I didn't notice a big difference in taste, the crumb is only more porous.
Lelikovna
Today I baked bread according to this recipe. My flour did not have enough liquid, I had to add another 60 ml of kefir. I haven't tried the bread yet.
naiv
And it is possible to replace the highest wheat flour with wholemeal flour, has anyone tried it?
Lelikovna
naiv, I replaced the premium flour for the first grade flour and the bread turned out to be heavy, low. Whole wheat or whole grain will give an even heavier bread, there is a chance that it will not rise and bake, there is more than 60% rye flour in the recipe right there.
Newbie
And prunes do not give high moisture to the crumb?
MariV
Newbie, does not give.
Newbie
and I will also ask - do you cut the prunes or put them in whole? In what form does it appear in bread?
MariV
Newbie, halves.
Newbie
Quote: MariV
Put the dumplings on the program, add the necessary ingredients while mixing.

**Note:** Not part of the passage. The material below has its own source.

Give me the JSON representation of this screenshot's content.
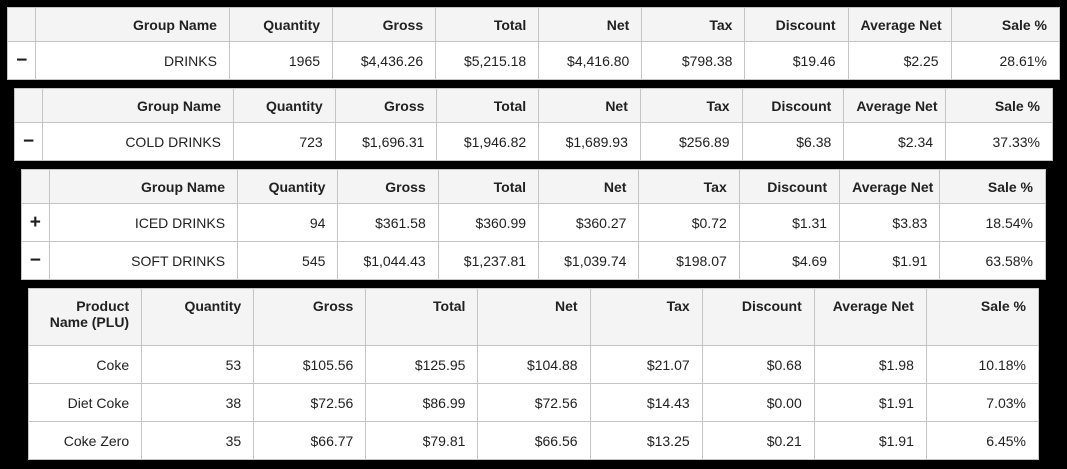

What are the ingredients left - water and oil? That is, it turns out liquid into flour? How do you get such an even distribution of prunes on the crumb? I either get confused in a bunch, or completely dissolve
MariV
NewbieThe required ingredients are either flour or liquid to form a solid bun. Regarding the even distribution of prunes - well, I don't know how you do it, in a pile or completely everything is smeared
Larra
Olga, sorry for the stupid question, why do you need to dilute rye flour with water and warm it up, what does it give? if you just fall asleep dry, you will not get bread?
MariV
It will work out.

When the flour is diluted with cold water, and then heated slightly, it turns out such a brew, and products with this infusion turn out to be, as it were, slightly custard and more delicate in taste.
Well. the difference is like between choux pastries and just flour.
Larra
Olga, thanks, I’m probably out of laziness, I’ll try to brew it better, so as not to deviate from the recipe)))
MariV
There are a lot of recipes for breads with infusions on the forum, take a look.


Bread 65 * (with Tang-Zhong brew) with sourdough and yeast in HP Panasonic SD-255 (MariV)

Rye-wheat bread with kefir or infusion of kombucha with prunes (in a bread maker)

here is a wheat one, type "brewed bread", there is still.
Larra
OlgaHow can you dilute 250g of rye flour with 100ml of water? I got a crumb, is that correct, or did I not understand something? I poured this crumb as it is, everything seemed to be kneaded, I only added three spoons of water, the dough turned out to be cool, I turned on the "rye" program, I'm sitting here waiting. I'm worried, messed up or not)))

P. S. z embarrassed that the recipe says "dilute rye flour with water", so it should not be crumbs, like mine? Or is it necessary not to dilute all the flour? There is no indication of this in the recipe. Please enlighten the stupid one)))
MariV
Larra, Larissa, yes, you have correctly noticed - of course, not the whole volume of rye flour. For 100 ml of water, 50-70 g of flour is enough.
Larra
OlgaWell, I baked your bread, it seemed like it turned out to be less normal, only it turned out to be rather dense, and rather low, but the crumb is good, fine-pored, baked and even with a normal roof. Only my prunes ground strongly, pieces like yours are not visible in the crumb, only the taste is felt. I'll try to put it at the end of the batch next time. In general, it is necessary to work on the errors. Thank you, very tasty bread, I will bake some more.
MariV
To health and joy in the house!

I haven't baked something for a long time .... this one will be the first after a very long break! Moreover, she revived her mushroom after a very long pause!